I am beginning to suspect that I have an intermittent voltage spike or drop, and was hoping that I could record battery and ECU voltage over time, but wou ldneed to do so over a period of an hour or so. Logging real-time values is new to me so do forgive me if it is obvious to those who have more experince of this feature.
The bike is a 2008 R1200GSA, and the problem occurs at some time during my hour long commute to work, the signs are a hesitant "cough" from te motor when slowing down, usually whilst playing amongst the traffic. I have always put this down to a throttle body imbelance, or sticking or mis-calibrated bypass actuators. I have just started to use some new heated gloves with a controller built into each glove, and oticed that when this occurs, it causes one or both gloves to switch , symptomatic of a voltage drop. It also needs that the affected glove needs to be completely disconnected and reconnected before it will turn on again, again this is exactly what happens when there is voltage drop, typically when the starter button is pressed.

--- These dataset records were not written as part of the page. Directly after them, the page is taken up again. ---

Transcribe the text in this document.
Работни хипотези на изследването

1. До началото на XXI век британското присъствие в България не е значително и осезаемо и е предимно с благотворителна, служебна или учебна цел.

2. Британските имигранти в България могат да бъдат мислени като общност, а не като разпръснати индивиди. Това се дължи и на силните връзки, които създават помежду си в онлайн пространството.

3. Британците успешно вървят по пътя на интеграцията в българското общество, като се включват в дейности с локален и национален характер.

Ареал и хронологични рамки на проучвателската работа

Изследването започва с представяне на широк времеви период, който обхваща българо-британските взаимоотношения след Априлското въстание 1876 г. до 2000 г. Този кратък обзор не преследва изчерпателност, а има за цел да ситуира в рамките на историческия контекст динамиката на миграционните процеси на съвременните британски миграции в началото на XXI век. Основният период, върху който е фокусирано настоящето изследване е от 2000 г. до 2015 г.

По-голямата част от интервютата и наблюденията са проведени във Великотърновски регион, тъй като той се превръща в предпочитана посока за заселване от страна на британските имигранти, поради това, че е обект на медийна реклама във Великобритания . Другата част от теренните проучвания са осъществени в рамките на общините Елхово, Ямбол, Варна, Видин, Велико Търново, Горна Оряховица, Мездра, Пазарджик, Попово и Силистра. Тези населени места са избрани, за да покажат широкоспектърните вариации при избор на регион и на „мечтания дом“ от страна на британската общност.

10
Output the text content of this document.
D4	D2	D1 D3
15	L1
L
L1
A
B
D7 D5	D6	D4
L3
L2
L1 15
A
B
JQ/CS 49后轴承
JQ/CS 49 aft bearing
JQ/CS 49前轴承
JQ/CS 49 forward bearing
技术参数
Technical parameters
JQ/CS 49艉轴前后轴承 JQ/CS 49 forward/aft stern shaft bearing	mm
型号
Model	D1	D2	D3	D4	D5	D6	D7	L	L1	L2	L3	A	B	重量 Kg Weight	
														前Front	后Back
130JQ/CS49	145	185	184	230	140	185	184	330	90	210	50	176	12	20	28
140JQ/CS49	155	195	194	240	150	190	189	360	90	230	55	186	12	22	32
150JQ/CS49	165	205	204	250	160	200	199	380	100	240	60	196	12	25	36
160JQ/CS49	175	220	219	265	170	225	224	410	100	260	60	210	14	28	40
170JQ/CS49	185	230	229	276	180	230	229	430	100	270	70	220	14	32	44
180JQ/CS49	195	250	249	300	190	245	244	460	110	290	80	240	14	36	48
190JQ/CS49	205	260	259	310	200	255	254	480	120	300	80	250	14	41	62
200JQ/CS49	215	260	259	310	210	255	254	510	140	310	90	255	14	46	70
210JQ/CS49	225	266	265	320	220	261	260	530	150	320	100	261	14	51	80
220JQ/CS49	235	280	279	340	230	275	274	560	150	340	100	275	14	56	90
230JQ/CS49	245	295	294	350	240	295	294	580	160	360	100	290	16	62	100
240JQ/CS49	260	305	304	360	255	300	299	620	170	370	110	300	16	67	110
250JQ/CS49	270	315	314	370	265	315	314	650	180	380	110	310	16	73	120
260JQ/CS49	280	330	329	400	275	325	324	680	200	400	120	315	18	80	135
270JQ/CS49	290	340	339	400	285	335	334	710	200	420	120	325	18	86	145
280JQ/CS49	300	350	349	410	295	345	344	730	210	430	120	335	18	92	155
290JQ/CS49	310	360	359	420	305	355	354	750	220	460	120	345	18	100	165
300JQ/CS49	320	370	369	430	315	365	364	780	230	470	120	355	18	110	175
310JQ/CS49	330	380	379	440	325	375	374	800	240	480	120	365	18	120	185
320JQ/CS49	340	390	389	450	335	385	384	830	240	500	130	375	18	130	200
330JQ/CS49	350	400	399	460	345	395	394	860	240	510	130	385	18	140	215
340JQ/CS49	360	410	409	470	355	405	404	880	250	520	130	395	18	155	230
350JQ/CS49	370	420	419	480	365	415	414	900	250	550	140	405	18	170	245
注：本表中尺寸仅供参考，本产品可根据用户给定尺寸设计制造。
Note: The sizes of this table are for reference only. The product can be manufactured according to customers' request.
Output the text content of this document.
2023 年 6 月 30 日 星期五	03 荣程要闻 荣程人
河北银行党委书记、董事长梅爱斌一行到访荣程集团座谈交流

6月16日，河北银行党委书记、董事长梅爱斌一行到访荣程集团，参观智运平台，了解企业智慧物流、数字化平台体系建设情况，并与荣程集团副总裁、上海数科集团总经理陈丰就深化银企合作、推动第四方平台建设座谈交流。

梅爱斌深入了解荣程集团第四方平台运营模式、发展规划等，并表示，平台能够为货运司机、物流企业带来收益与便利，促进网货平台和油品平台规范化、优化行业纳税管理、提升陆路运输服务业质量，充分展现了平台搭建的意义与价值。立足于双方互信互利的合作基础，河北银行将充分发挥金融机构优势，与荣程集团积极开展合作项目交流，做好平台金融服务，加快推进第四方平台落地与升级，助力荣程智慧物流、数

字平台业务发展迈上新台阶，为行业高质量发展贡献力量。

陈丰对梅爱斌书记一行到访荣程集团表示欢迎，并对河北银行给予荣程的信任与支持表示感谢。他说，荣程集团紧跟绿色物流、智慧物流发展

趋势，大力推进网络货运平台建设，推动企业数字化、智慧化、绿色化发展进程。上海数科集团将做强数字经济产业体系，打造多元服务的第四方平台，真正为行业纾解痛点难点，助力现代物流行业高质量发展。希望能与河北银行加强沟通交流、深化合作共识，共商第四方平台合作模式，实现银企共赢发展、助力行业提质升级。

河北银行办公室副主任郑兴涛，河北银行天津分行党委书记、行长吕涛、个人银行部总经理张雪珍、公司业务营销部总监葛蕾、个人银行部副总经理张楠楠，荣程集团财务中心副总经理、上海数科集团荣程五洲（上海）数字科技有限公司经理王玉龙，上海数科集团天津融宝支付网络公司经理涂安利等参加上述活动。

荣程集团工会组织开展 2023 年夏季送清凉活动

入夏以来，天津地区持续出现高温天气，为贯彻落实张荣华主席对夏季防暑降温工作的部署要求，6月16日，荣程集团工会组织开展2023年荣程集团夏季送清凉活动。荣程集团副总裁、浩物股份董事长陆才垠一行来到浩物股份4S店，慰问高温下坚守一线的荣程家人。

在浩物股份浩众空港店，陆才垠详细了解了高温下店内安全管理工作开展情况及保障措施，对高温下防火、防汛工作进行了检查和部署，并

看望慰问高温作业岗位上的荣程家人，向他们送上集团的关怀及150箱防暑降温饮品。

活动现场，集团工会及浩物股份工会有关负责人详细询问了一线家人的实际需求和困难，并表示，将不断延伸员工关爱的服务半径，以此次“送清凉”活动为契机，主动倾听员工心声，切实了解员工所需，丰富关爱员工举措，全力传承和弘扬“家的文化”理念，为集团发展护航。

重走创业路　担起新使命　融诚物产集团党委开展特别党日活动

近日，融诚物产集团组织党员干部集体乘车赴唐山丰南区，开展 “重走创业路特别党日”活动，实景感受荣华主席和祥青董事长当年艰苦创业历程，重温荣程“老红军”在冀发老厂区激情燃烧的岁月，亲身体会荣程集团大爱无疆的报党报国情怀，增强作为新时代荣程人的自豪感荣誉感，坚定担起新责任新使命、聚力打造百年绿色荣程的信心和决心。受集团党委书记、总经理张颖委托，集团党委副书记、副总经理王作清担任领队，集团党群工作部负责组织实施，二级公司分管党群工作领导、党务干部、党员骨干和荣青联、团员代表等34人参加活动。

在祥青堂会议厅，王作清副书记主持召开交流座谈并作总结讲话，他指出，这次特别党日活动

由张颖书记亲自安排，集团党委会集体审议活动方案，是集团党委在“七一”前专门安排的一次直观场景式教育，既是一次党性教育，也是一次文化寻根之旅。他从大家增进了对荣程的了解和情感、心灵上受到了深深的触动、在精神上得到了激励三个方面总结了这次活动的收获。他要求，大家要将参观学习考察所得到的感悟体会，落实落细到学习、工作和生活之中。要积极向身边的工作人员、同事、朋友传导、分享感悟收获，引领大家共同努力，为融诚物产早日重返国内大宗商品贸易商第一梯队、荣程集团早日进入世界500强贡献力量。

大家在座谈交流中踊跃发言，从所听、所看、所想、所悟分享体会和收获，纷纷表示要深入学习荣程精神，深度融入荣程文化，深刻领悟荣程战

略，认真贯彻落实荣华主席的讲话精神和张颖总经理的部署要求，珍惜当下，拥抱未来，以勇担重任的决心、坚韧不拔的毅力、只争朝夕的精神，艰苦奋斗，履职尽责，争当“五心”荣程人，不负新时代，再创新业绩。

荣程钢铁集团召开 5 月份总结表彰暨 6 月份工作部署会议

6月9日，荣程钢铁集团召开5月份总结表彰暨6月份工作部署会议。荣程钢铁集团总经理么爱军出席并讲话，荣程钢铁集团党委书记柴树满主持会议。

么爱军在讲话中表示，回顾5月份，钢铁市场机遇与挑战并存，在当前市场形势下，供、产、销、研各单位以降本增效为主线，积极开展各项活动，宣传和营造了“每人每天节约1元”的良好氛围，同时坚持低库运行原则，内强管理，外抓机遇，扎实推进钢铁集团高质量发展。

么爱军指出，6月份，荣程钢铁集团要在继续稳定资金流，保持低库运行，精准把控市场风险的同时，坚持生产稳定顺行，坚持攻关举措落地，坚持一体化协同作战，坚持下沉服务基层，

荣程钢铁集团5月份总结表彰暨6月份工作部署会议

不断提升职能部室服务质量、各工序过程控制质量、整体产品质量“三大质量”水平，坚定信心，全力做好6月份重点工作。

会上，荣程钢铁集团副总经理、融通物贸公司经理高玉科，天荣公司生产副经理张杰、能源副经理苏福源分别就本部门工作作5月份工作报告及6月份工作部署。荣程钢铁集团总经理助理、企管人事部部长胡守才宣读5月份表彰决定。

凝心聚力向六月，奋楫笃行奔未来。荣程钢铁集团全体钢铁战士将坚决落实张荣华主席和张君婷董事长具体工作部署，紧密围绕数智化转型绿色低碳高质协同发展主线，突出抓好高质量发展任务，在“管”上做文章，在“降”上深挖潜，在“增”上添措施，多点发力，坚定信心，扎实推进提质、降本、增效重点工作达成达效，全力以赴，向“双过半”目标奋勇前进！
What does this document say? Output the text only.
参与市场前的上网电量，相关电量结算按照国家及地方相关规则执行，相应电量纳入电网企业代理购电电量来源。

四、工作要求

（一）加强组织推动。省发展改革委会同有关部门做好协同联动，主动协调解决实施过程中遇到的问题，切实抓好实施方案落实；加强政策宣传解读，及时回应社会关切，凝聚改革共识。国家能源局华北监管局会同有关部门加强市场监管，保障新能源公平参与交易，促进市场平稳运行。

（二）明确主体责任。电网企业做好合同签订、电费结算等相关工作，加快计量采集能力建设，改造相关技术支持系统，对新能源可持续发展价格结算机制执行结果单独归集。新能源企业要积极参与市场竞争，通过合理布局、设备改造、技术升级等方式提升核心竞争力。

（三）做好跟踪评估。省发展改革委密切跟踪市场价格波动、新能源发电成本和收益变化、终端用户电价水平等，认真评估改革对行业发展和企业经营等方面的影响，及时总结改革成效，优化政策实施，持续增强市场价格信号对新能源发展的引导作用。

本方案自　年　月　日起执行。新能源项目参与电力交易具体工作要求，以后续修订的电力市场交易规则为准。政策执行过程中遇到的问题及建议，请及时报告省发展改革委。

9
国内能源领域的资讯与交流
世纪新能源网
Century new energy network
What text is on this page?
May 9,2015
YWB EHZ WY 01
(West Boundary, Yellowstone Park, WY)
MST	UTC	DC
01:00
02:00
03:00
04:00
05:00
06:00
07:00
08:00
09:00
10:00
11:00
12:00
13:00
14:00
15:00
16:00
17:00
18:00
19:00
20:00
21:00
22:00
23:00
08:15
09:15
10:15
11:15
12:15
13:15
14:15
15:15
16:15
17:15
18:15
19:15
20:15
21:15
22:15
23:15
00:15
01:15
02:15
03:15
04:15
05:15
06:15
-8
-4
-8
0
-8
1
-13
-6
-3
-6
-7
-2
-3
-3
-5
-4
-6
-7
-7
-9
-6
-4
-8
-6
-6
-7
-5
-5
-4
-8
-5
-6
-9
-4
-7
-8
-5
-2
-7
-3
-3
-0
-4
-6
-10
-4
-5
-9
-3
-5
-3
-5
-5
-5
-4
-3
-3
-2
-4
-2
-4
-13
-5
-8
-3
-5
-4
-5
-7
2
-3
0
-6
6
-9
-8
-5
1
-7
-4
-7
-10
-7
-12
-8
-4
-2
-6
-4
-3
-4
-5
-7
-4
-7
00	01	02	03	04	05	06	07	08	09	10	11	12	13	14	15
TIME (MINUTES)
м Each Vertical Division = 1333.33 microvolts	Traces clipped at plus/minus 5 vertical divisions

The behaviour of the gloves is a pain, but I am more interested in finding out the cause, because of the correlation between the gloves switching off and engine cough that feels like it is going to die. It ha sdone thso for among time, long bfore I got the gloves.
I am hoping that all I need to do is hook the GS911 up to the bike, and to the lapto; then run the GS911 application and enable data logging for the two voltages, idealy at the smallest possible interval?
If that works then I guess I put the latop into a suitable into a bag then ride off to work?If necessary I can slit thefile into parts for Excel to plot some graphs...
Can anybody advise if this is the right approach and likely to succeed, or fail? Clearly I would need to ensure thatthe laptop did not hibernate or go to sleep during that period, any other pitfalls to look out for?